When:
Friday, February 21, 2025
11:00 AM - 12:00 PM CT
Where: Online
Audience: Faculty/Staff - Student - Post Docs/Docs - Graduate Students
Cost: free
Contact:
Kisa Kowal
(847) 491-3974
Group: Department of Statistics and Data Science
Category: Academic, Lectures & Meetings
Knowledge-Guided Machine Learning for Scientific Discovery: Challenges and Opportunities
Xiaowei Jia, Assistant Professor, Department of Computer Science, University of Pittsburgh
Abstract:
Data science and machine learning (ML) models, which have found tremendous success in several commercial applications where large-scale data is available, e.g., computer vision and natural language processing, has met with limited success in scientific domains. Traditionally, physics-based models of dynamical systems are often used to study engineering and environmental systems. Despite their extensive use, these models have several well-known limitations due to incomplete or inaccurate representations of the physical processes being modeled. Given rapid data growth due to advances in sensor technologies, there is a tremendous opportunity to systematically advance modeling in these domains by using machine learning methods. However, capturing this opportunity is contingent on a paradigm shift in data-intensive scientific discovery since the “black box” use of ML often leads to serious false discoveries in scientific applications. Because the hypothesis space of scientific applications is often complex and exponentially large, an uninformed data-driven search can easily select a highly complex model that is neither generalizable nor physically interpretable, resulting in the discovery of spurious relationships, predictors, and patterns. This problem becomes worse when there is a scarcity of labeled samples, which is quite common in science and engineering domains.
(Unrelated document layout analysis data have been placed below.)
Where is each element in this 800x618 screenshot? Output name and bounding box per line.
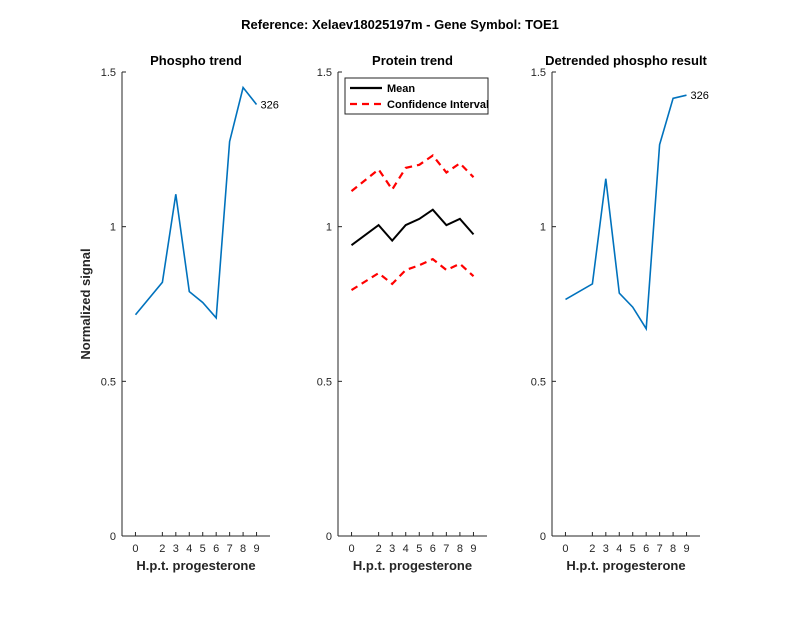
x-tick-label: 7 xyxy=(443,543,449,555)
x-tick-label: 3 xyxy=(603,543,609,555)
x-tick-label: 6 xyxy=(643,543,649,555)
chart-panel-2: 0 0.5 1 1.5 0 2 3 4 5 6 7 8 9 Protein trend H.p.t. pro… xyxy=(317,53,489,573)
series-line-1 xyxy=(134,85,258,320)
y-tick-label: 0 xyxy=(326,531,332,543)
y-tick-label: 1 xyxy=(326,222,332,234)
y-tick-label: 1.5 xyxy=(531,67,546,79)
x-tick-label: 4 xyxy=(616,543,622,555)
x-tick-label: 9 xyxy=(683,543,689,555)
x-tick-label: 6 xyxy=(213,543,219,555)
series-annotation: 326 xyxy=(691,90,709,102)
chart-panel-3: 0 0.5 1 1.5 0 2 3 4 5 6 7 8 9 Detrended phospho resul… xyxy=(531,53,709,573)
x-axis-label: H.p.t. progesterone xyxy=(353,558,472,573)
y-tick-label: 1 xyxy=(540,222,546,234)
x-tick-label: 3 xyxy=(389,543,395,555)
x-tick-label: 8 xyxy=(240,543,246,555)
series-line-2 xyxy=(350,154,475,192)
x-tick-label: 9 xyxy=(253,543,259,555)
figure-title: Reference: Xelaev18025197m - Gene Symbol… xyxy=(241,17,559,32)
x-tick-label: 8 xyxy=(457,543,463,555)
x-axis-label: H.p.t. progesterone xyxy=(136,558,255,573)
series-line-1 xyxy=(350,208,475,247)
x-tick-label: 7 xyxy=(657,543,663,555)
legend-box xyxy=(344,77,489,115)
x-tick-label: 5 xyxy=(416,543,422,555)
x-tick-label: 9 xyxy=(470,543,476,555)
y-tick-label: 1.5 xyxy=(317,67,332,79)
chart-panel-1: 0 0.5 1 1.5 0 2 3 4 5 6 7 8 9 Phospho trend H.p.t. pro… xyxy=(78,53,279,573)
y-tick-label: 1 xyxy=(110,222,116,234)
x-tick-label: 5 xyxy=(200,543,206,555)
y-tick-label: 0.5 xyxy=(101,376,116,388)
x-tick-label: 8 xyxy=(670,543,676,555)
x-tick-label: 0 xyxy=(562,543,568,555)
x-tick-label: 6 xyxy=(430,543,436,555)
x-tick-label: 7 xyxy=(227,543,233,555)
panel-title: Protein trend xyxy=(372,53,453,68)
series-line-1 xyxy=(565,94,687,332)
x-tick-label: 4 xyxy=(186,543,192,555)
x-tick-label: 2 xyxy=(376,543,382,555)
y-tick-label: 1.5 xyxy=(101,67,116,79)
series-annotation: 326 xyxy=(261,99,279,111)
x-tick-label: 5 xyxy=(630,543,636,555)
y-tick-label: 0.5 xyxy=(531,376,546,388)
y-tick-label: 0 xyxy=(110,531,116,543)
y-tick-label: 0 xyxy=(540,531,546,543)
legend-entry-label: Mean xyxy=(387,83,415,95)
legend-entry-label: Confidence Interval xyxy=(387,99,489,111)
x-tick-label: 4 xyxy=(403,543,409,555)
x-tick-label: 0 xyxy=(348,543,354,555)
y-axis-label: Normalized signal xyxy=(78,248,93,359)
panel-title: Detrended phospho result xyxy=(545,53,707,68)
x-axis-label: H.p.t. progesterone xyxy=(566,558,685,573)
y-tick-label: 0.5 xyxy=(317,376,332,388)
x-tick-label: 2 xyxy=(159,543,165,555)
panel-title: Phospho trend xyxy=(150,53,242,68)
x-tick-label: 2 xyxy=(589,543,595,555)
x-tick-label: 0 xyxy=(132,543,138,555)
x-tick-label: 3 xyxy=(173,543,179,555)
series-line-3 xyxy=(350,257,475,292)
legend: Mean Confidence Interval xyxy=(344,77,489,115)
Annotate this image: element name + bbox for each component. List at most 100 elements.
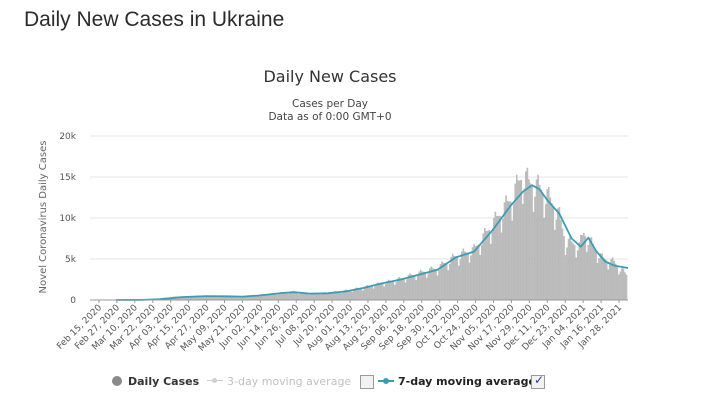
daily-cases-bar [293, 291, 295, 301]
daily-cases-bar [515, 174, 518, 301]
daily-cases-bar [567, 238, 570, 301]
daily-cases-bar [410, 274, 413, 301]
y-tick-label: 15k [59, 173, 76, 183]
daily-cases-bar [307, 293, 309, 301]
daily-cases-bar [304, 292, 306, 301]
daily-cases-bar [424, 271, 427, 301]
daily-cases-bar [423, 271, 425, 301]
daily-cases-bar [584, 236, 587, 301]
daily-cases-bar [500, 232, 503, 301]
daily-cases-bar [438, 270, 440, 301]
daily-cases-bar [397, 278, 399, 301]
daily-cases-bar [506, 200, 509, 301]
daily-cases-bar [625, 274, 628, 301]
daily-cases-bar [331, 292, 334, 301]
legend-seven-day-average[interactable]: 7-day moving average [378, 371, 536, 391]
daily-cases-bar [436, 275, 439, 301]
daily-cases-bar [456, 256, 459, 301]
seven-day-average-line [115, 184, 629, 301]
daily-cases-bar [401, 278, 404, 301]
daily-cases-bar [284, 292, 286, 301]
daily-cases-bar [276, 294, 279, 301]
daily-cases-bar [554, 229, 556, 301]
daily-cases-bar [622, 268, 625, 301]
daily-cases-bar [508, 201, 510, 301]
daily-cases-bar [487, 230, 489, 301]
daily-cases-bar [544, 204, 547, 301]
daily-cases-bar [470, 255, 472, 301]
daily-cases-bar [490, 243, 492, 301]
daily-cases-bar [560, 220, 562, 301]
y-tick-label: 0 [70, 296, 76, 306]
daily-cases-bar [203, 296, 206, 301]
daily-cases-bar [298, 294, 300, 301]
daily-cases-bar [320, 293, 323, 301]
y-axis-label: Novel Coronavirus Daily Cases [38, 141, 49, 294]
daily-cases-bar [421, 271, 424, 301]
daily-cases-bar [531, 186, 533, 301]
daily-cases-bar [266, 295, 268, 301]
daily-cases-bar [365, 286, 367, 301]
daily-cases-bar [435, 269, 437, 301]
chart-subtitle-line-1: Cases per Day [292, 98, 368, 110]
daily-cases-bar [482, 233, 484, 301]
daily-cases-bar [566, 247, 568, 301]
daily-cases-bar [604, 259, 606, 301]
line-marker-icon [378, 376, 394, 386]
legend-daily-cases-label: Daily Cases [128, 374, 200, 388]
daily-cases-bar [340, 293, 343, 301]
daily-cases-bar [386, 281, 388, 301]
daily-cases-bar [608, 264, 611, 301]
daily-cases-bar [372, 288, 375, 301]
daily-cases-bar [418, 271, 420, 301]
daily-cases-bar [592, 243, 594, 301]
daily-cases-bar [546, 189, 548, 301]
daily-cases-bar [511, 220, 513, 301]
daily-cases-bar [319, 294, 321, 301]
daily-cases-bar [275, 293, 277, 301]
daily-cases-bar [403, 278, 405, 301]
y-tick-label: 5k [65, 255, 77, 265]
daily-cases-bar [455, 256, 457, 301]
legend-daily-cases[interactable]: Daily Cases [112, 371, 199, 391]
daily-cases-bar [576, 250, 579, 301]
daily-cases-bar [395, 281, 398, 301]
daily-cases-bar [296, 292, 299, 301]
daily-cases-bar [357, 288, 360, 301]
daily-cases-bar [375, 283, 378, 301]
daily-cases-bar [330, 294, 332, 301]
y-tick-label: 20k [59, 132, 76, 142]
daily-cases-bar [599, 253, 602, 301]
daily-cases-bar [412, 275, 414, 301]
daily-cases-bar [529, 183, 532, 301]
daily-cases-bar [474, 246, 477, 301]
daily-cases-bar [538, 185, 541, 301]
legend-seven-day-average-label: 7-day moving average [398, 374, 536, 388]
daily-cases-bar [488, 230, 491, 301]
daily-cases-bar [445, 262, 448, 301]
daily-cases-bar [360, 288, 363, 301]
daily-cases-bar [426, 277, 428, 301]
page-title: Daily New Cases in Ukraine [24, 8, 285, 31]
chart-title: Daily New Cases [263, 67, 396, 86]
daily-cases-bar [602, 257, 605, 301]
daily-cases-bar [564, 255, 567, 301]
daily-cases-bar [572, 243, 574, 301]
daily-cases-bar [214, 296, 216, 301]
legend-three-day-average[interactable]: 3-day moving average [207, 371, 351, 391]
daily-cases-bar [450, 256, 452, 301]
daily-cases-bar [407, 275, 410, 301]
seven-day-average-checkbox[interactable]: ✓ [531, 373, 545, 389]
daily-cases-bar [352, 290, 355, 301]
daily-cases-bar [605, 260, 608, 301]
daily-cases-bar [394, 284, 396, 301]
daily-cases-bar [547, 186, 550, 301]
legend-three-day-average-label: 3-day moving average [227, 374, 352, 388]
daily-cases-bar [369, 285, 372, 301]
three-day-average-checkbox[interactable] [360, 375, 374, 389]
daily-cases-bar [590, 237, 593, 301]
daily-cases-bar [448, 264, 451, 301]
daily-cases-bar [363, 288, 366, 301]
daily-cases-bar [349, 290, 352, 301]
My work aims to build the foundations of knowledge-guided machine learning (KGML) by exploring several ways of bringing scientific knowledge and machine learning models together. In particular, we discuss gaps and opportunities in scientific discovery and show the effectiveness of KGML in multiple applications of great societal and scientific relevance. My work also has the potential to greatly advance the pace of discovery in a number of scientific and engineering disciplines where physics-based models are used, e.g., hydrology, agriculture, climate science, materials science, power engineering and biomedicine.